How to forgive yourself: The road to self-acceptance


Photo of a senior man looking in his mirror

Being wounded and having frustrations in life are universally balanced, as does the need to forgive. When we think of forgiveness, we often focus on the need to forgive the people who harmed us and those who were not available in the ways we hoped it would be. A matter of forgiveness that is often lost in proverbial rebuilding is self-forgiveness.

As we walk into life, it is so easy to remember and record the many ways in which the people around us have misled us. What is often much more difficult (and humiliating) is to remember that we are human beings as well. We are very likely to do things that we are ashamed or harmed another person (even unintentionally).

In the healing process from our wounds and injuries, it is unlikely that we will recover fully if we avoid the very important step of looking at the frustrations and harm that we could have caused to others.

Sometimes in life, even when we are trying to be as perfect and perfect as it may be, we can still neglect the people we love most or fail to meet the patterns that others may have set for us. And even when we tried our best, there are still things in our past and in our stories that need to be addressed. We need to look at these things to move our heads up.

A 3-step process on how to forgive yourself:

1. Say the truth.

You may try to distract yourself from guilt or self-frustration by focusing on other parts of your life. But we know deeply in ourselves when we do something that we are not proud of.

Here's the thing. It is literally impossible to avoid mistakes. As a human, there is absolutely no way to get out of this life without having things you regret having done. When you are ready to become honest with yourself, you can not only see the patterns of your past, but also start your life with pure slate.

Telling the truth about your mistakes may or may not include their participation in another person. Maybe you're going to go out of a notebook and write everything that comes to your mind. Maybe you share your past with a safe friend. Whatever your situation, getting all the secrets and pains from your head is a great first step towards full self-determination.

We can not go anywhere if we do not let go of where we have come. The absolute honesty about your past and the secrets you carry is a very important first step.

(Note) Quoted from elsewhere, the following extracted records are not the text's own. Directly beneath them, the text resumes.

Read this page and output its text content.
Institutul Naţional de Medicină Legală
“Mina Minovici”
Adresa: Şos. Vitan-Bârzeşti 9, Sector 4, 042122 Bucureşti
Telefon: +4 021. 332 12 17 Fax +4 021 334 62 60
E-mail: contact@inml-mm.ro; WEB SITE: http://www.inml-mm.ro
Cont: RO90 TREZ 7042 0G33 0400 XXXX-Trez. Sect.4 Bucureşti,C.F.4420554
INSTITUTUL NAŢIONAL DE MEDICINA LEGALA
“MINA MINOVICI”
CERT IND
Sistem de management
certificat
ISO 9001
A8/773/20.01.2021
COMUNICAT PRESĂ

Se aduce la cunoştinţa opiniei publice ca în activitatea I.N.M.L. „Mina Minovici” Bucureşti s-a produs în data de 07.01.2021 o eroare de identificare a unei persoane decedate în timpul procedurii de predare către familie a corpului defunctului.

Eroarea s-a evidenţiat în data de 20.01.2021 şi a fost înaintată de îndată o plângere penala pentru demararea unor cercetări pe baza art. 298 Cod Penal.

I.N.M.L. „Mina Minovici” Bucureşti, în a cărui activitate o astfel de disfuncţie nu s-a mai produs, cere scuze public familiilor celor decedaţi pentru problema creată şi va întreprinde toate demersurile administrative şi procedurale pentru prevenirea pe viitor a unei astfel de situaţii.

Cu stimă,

Note: There is a tremendous difference between the shame surrounding the abuse you are inflicting as a child or a vulnerable victim, and you feel the genuine guilt of being a friend or leaving the job. The shame of things that was never your fault is not the same as assuming a radical responsibility for your adult choices.

2. Sit with feelings.

When we have a delay of guilt and remorse in our lives, it can be so scary to open these feelings. Slow down. Stand still. Feel the consequences not only of the deeds we regret, but of the emotions we have filled to avoid guilt.

Sitting with your feelings does not mean sitting in a chair and looking out and feeling emotionally all day long. It just means that when sadness, guilt, fear or anger arise to avoid pushing or hiding them again. Even if you can not do it completely, you can practice this action with an unpleasant feeling at a time. Meeting your feelings can be a life-changing opportunity.

Some productive ways to "sit with feelings" can include daily magazines or listen to music that allows emotions to get to the surface. You could also talk to a safe person who can handle your feelings and pain. You can even write a letter (you can give or not) to the person who may have been treated poorly.

3. Do not forget the pain caused by yourself.

Adding yourself to the list of things you forgive yourself for the uncontested sounds, is not it? But in fact, you are the most important name on your list!

This step is to take stock of how much time you spend on yourself to be incomplete.

How many ways have you shown contempt for yourself?

How often do you avoid your feelings by participating in unhealthy behaviors?

How many times have you neglected yourself with malnutrition or under-sleep?

How many times and ways have you not shown to yourself the love and acceptance that your genuineness deserves?

This step is to turn your self-forgiveness even deeper towards yourself. It's about forgiving yourself for all the moments you did not forgive yourself.

Steps 2 and 3 are a lifelong process. It is about learning the art of the meeting with discomfort while at the same time learning to engage in radical acceptance. These are not basic things. These are advanced skills. Long-term practice is developing, but it is never perfection.

If you are ready to dive on a self-forgiving journey, I would recommend you to work with an experienced consultant who can help you cope with some of the really intense feelings that may arise. As with all the things that are hard, it's a good idea to ask for help. Remember, no matter who you are, you never have to make life completely alone.